Coup de théâtre récent, Michael Cohen, l’avocat d’affaires de Trump, a été arrêté et une quantité considérable de ses documents saisis. Certains de ceux-ci éclairent certainement la question que doit résoudre la commission d’investigation relative à une éventuelle collusion entre l’entourage de Trump et la Russie, présidée par le Conseil spécial, Robert Mueller, ancien directeur du FBI.
La commission Mueller avait été instaurée en réponse au renvoi par Trump de James Comey, directeur du FBI, dont le président n’avait pas cherché à cacher qu’elle était motivée par l’intérêt que celui-ci portait aux liens entre l’équipe Trump et la Russie. Devant le danger pour la nation, le N°2 du ministère de la Justice, Rod Rosenstein, avait alors créé la commission Mueller. Le ministre de la Justice lui-même, Jeff Sessions, s’était récusé dans cette affaire, étant lui-même compromis du fait de conversations qu’il avait eues avec l’ambassadeur russe, conversations dont il avait d’abord cherché à dissimuler l’existence. Rosenstein, auquel les commentateurs américains n’ont guère attaché d’importance est au contraire un personnage central chez moi, l’opposé par excellence de Roger Stone, l’homme de tous les coups tordus, lui aussi l’un des protagonistes essentiels ici, le troisième étant Christopher Steele, ex-espion britannique et rédacteur d’un fameux dossier portant son nom.
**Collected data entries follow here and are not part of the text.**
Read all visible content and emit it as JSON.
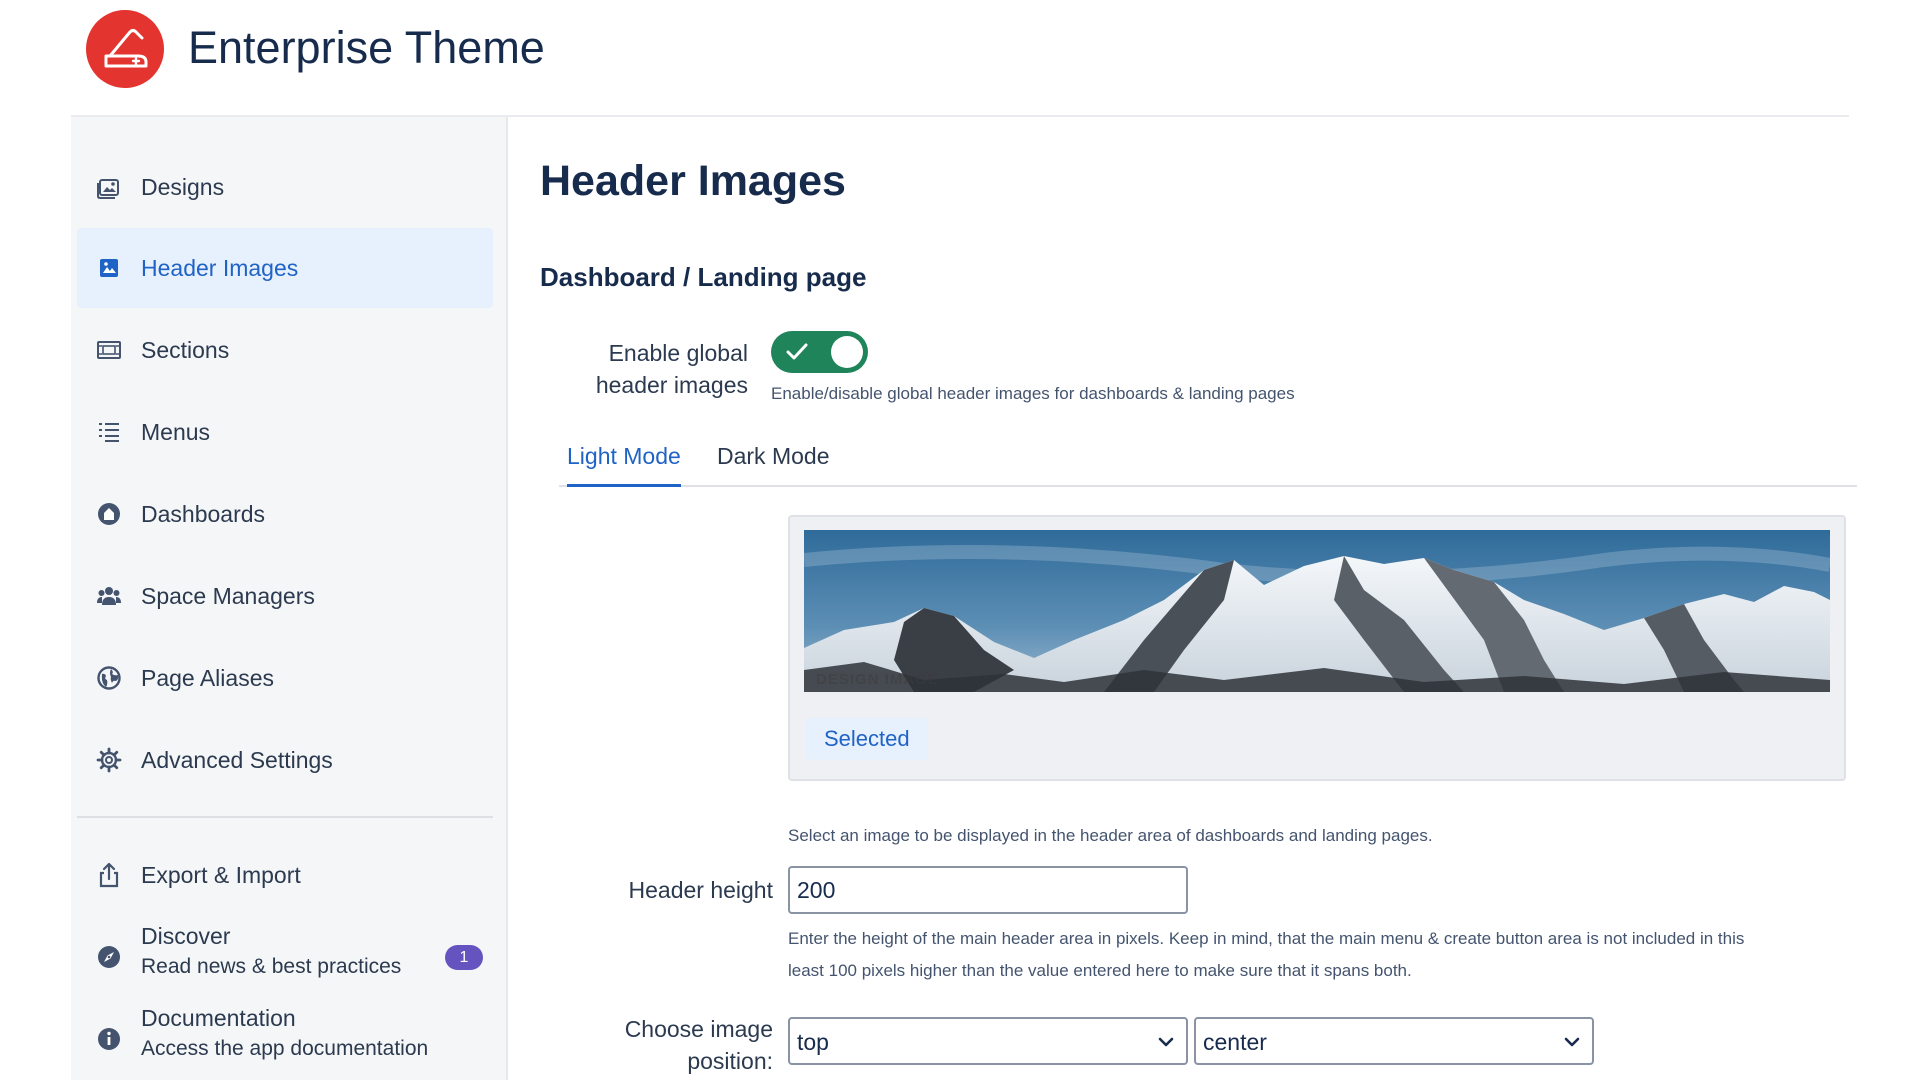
{
  "app": {
    "title": "Enterprise Theme",
    "brand_color": "#e3342f",
    "logo_icon": "knife-icon"
  },
  "sidebar": {
    "items": [
      {
        "label": "Designs",
        "icon": "designs-icon"
      },
      {
        "label": "Header Images",
        "icon": "image-icon",
        "active": true
      },
      {
        "label": "Sections",
        "icon": "sections-icon"
      },
      {
        "label": "Menus",
        "icon": "menu-list-icon"
      },
      {
        "label": "Dashboards",
        "icon": "dashboard-icon"
      },
      {
        "label": "Space Managers",
        "icon": "users-icon"
      },
      {
        "label": "Page Aliases",
        "icon": "globe-icon"
      },
      {
        "label": "Advanced Settings",
        "icon": "gear-icon"
      }
    ],
    "secondary": [
      {
        "label": "Export & Import",
        "icon": "export-icon"
      },
      {
        "label": "Discover",
        "sublabel": "Read news & best practices",
        "icon": "compass-icon",
        "badge": "1"
      },
      {
        "label": "Documentation",
        "sublabel": "Access the app documentation",
        "icon": "info-icon"
      }
    ],
    "accent_color": "#1f63c6",
    "badge_color": "#6554c0"
  },
  "main": {
    "page_title": "Header Images",
    "section_title": "Dashboard / Landing page",
    "toggle": {
      "label": "Enable global header images",
      "label_line1": "Enable global",
      "label_line2": "header images",
      "enabled": true,
      "help": "Enable/disable global header images for dashboards & landing pages",
      "color": "#1f845a"
    },
    "tabs": [
      {
        "label": "Light Mode",
        "active": true
      },
      {
        "label": "Dark Mode",
        "active": false
      }
    ],
    "image_card": {
      "caption": "DESIGN IMAGE",
      "selected_label": "Selected"
    },
    "image_help": "Select an image to be displayed in the header area of dashboards and landing pages.",
    "header_height": {
      "label": "Header height",
      "value": "200",
      "help_line1": "Enter the height of the main header area in pixels. Keep in mind, that the main menu & create button area is not included in this",
      "help_line2": "least 100 pixels higher than the value entered here to make sure that it spans both."
    },
    "image_position": {
      "label_line1": "Choose image",
      "label_line2": "position:",
      "vertical": "top",
      "horizontal": "center"
    }
  }
}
Collusion active ou passive avec la Russie de Trump et de son entourage ? Quoi qu’il en soit, avec son élection, c’est une frange de la société américaine entretenant des liens intimes, commerciaux, mafieux et politiques avec la Russie, qui se trouve désormais au pouvoir.
L’appareil d’État, les institutions, les fonctionnaires, tinrent mal le choc : ils ne résistèrent que maladroitement et faiblement aux affirmations de Trump qu’ils constituaient tous ensemble un Deep State, un État profond, méprisant les gens comme lui, les véritables États-Unis, l’Amérique profonde. C’est du moins ce qui apparaît en surface : pour ce que le public peut en connaître. Cela dit, il ne serait pas autrement surprenant si l’on apprenait un jour que la partie immergée de l’iceberg ne ressemblait en rien à celle que l’on pouvait voir.
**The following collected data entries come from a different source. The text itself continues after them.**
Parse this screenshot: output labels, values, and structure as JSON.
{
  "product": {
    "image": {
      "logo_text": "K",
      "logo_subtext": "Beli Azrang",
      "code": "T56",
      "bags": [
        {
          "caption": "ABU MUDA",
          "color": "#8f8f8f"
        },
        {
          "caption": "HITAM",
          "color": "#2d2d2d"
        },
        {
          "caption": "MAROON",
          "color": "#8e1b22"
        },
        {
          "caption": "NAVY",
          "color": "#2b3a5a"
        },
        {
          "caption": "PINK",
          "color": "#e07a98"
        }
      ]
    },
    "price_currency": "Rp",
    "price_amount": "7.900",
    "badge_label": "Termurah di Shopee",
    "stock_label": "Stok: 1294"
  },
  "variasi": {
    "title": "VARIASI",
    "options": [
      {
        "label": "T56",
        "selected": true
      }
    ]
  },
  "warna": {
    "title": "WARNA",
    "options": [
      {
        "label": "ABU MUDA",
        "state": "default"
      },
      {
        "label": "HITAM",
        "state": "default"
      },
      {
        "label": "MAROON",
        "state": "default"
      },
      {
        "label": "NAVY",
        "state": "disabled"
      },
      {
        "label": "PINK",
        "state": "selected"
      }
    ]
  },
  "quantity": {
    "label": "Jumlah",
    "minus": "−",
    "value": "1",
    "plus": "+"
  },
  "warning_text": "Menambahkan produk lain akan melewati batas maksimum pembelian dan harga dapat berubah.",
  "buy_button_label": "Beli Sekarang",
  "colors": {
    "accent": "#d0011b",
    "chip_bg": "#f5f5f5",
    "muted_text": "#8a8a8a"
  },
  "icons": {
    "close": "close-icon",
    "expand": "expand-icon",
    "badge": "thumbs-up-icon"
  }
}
Le plus extraordinaire sans doute dans cette affaire, quand elle se sera tôt ou tard terminée, aura été l’incapacité du dispositif démocratique américain à empêcher qu’accède au pouvoir un personnage aussi peu qualifié pour l’exercer que Donald Trump, et y exerce ensuite ses ravages quasiment sans opposition. Les contrepouvoirs auront été d’une inefficacité confondante. Rien ne se sera manifesté précisément de la nature de ce Deep State que les partisans du président n’auront cependant de cesse de continuer à dénoncer, pas même la mise en place de la Commission Mueller puisque certains membres de ce qui deviendrait l’entourage de Trump au pouvoir étaient déjà dans le collimateur de la police fédérale depuis de nombreuses années. Par contre, des supporters enthousiastes du président auront trouvé un boulevard ouvert devant eux pour orchestrer une dérive mafieuse de l’appareil d’État, facilitée par le recours par Donald Trump à un arsenal de prérogatives présidentielles devenues régaliennes en des mains aussi perverses et séditieuses que les siennes.
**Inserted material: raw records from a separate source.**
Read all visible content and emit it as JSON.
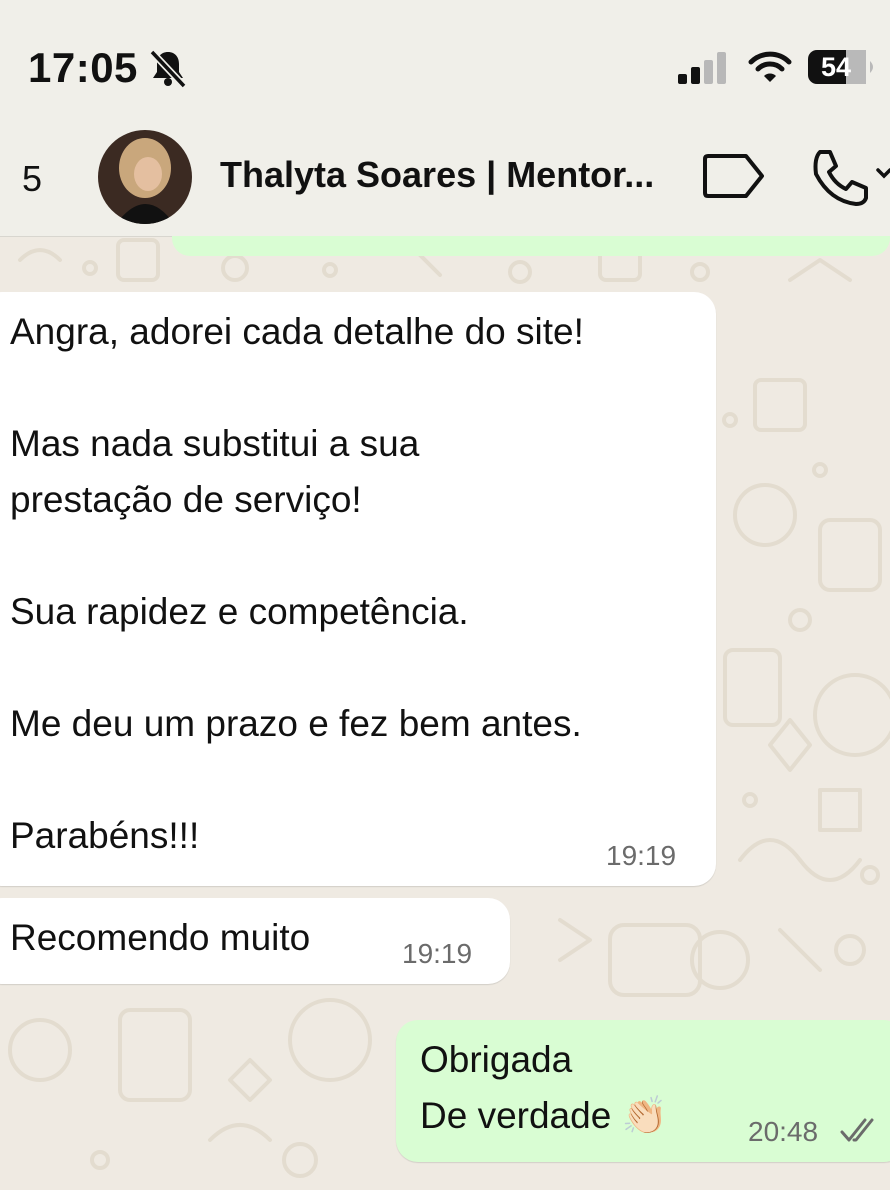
{
  "status_bar": {
    "time": "17:05",
    "battery": "54",
    "icons": [
      "bell-slash-icon",
      "cellular-signal-icon",
      "wifi-icon",
      "battery-icon"
    ]
  },
  "header": {
    "back_count": "5",
    "contact_name": "Thalyta Soares | Mentor...",
    "icons": [
      "avatar",
      "label-icon",
      "phone-call-icon"
    ]
  },
  "messages": [
    {
      "direction": "incoming",
      "lines": [
        "Angra, adorei cada detalhe do site!",
        "",
        "Mas nada substitui a sua",
        "prestação de serviço!",
        "",
        "Sua rapidez e competência.",
        "",
        "Me deu um prazo e fez bem antes.",
        "",
        "Parabéns!!!"
      ],
      "time": "19:19"
    },
    {
      "direction": "incoming",
      "lines": [
        "Recomendo muito"
      ],
      "time": "19:19"
    },
    {
      "direction": "outgoing",
      "lines": [
        "Obrigada",
        "De verdade 👏🏻"
      ],
      "time": "20:48",
      "status_icon": "double-check-icon"
    }
  ],
  "colors": {
    "chat_background": "#efeae2",
    "incoming_bubble": "#ffffff",
    "outgoing_bubble": "#d9fdd3",
    "header_background": "#f0efe9"
  }
}
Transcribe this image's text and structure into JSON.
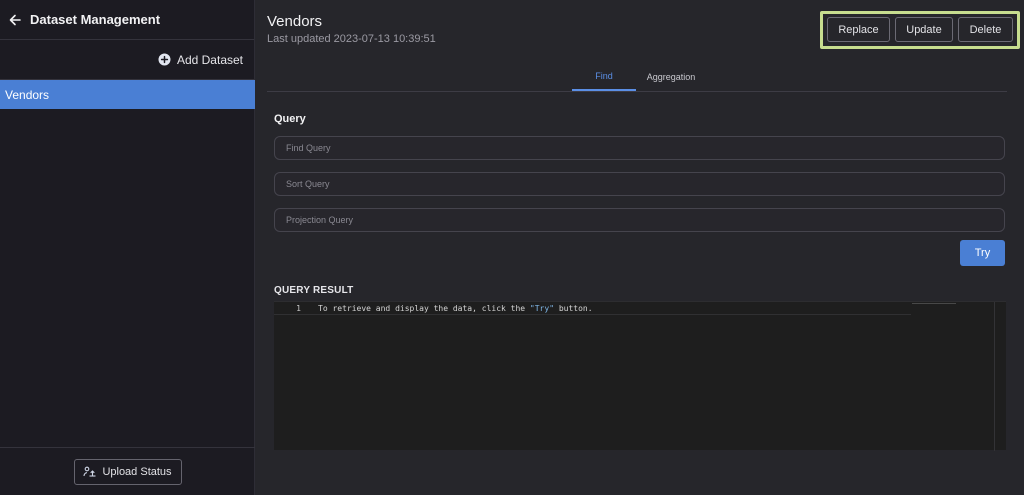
{
  "sidebar": {
    "title": "Dataset Management",
    "add_label": "Add Dataset",
    "items": [
      {
        "label": "Vendors",
        "selected": true
      }
    ],
    "upload_label": "Upload Status"
  },
  "header": {
    "title": "Vendors",
    "updated_prefix": "Last updated",
    "updated_value": "2023-07-13 10:39:51"
  },
  "actions": {
    "replace": "Replace",
    "update": "Update",
    "delete": "Delete"
  },
  "tabs": [
    {
      "label": "Find",
      "active": true
    },
    {
      "label": "Aggregation",
      "active": false
    }
  ],
  "query": {
    "heading": "Query",
    "find_placeholder": "Find Query",
    "sort_placeholder": "Sort Query",
    "projection_placeholder": "Projection Query",
    "try_label": "Try"
  },
  "result": {
    "heading": "QUERY RESULT",
    "line_number": "1",
    "code_before": "To retrieve and display the data, click the ",
    "code_string": "\"Try\"",
    "code_after": " button."
  },
  "colors": {
    "accent": "#4a7fd4",
    "highlight": "#c7dd8f",
    "sidebar_bg": "#1c1b22",
    "main_bg": "#26262b"
  }
}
La publication d’un livre lié à l’actualité immédiate est un exercice particulièrement délicat : il ne faut pas que le livre tombe des mains de la lectrice ou du lecteur se demandant : « Mais ça a été écrit quand ce machin-là ? », parce que l’autrice ou l’auteur mentionnerait une actualité manifestement dépassée. Que faire ? Réserver un nombre restreint de plages où l’on se permettra de modifier des choses jusqu’à l’envoi chez l’imprimeur. En particulier, l’introduction et la conclusion. Vous verrez aussi dans ces livres liés à l’actualité des épilogues où l’on vous explique ce qui est malheureusement faux dans tout ce que vous avez lu jusqu’ici – j’espère ne pas en être réduit à cela (si vous deviez trouver un long épilogue dans Haute trahison !, je vous conseille d’acheter plutôt le Tome 3 😉 ).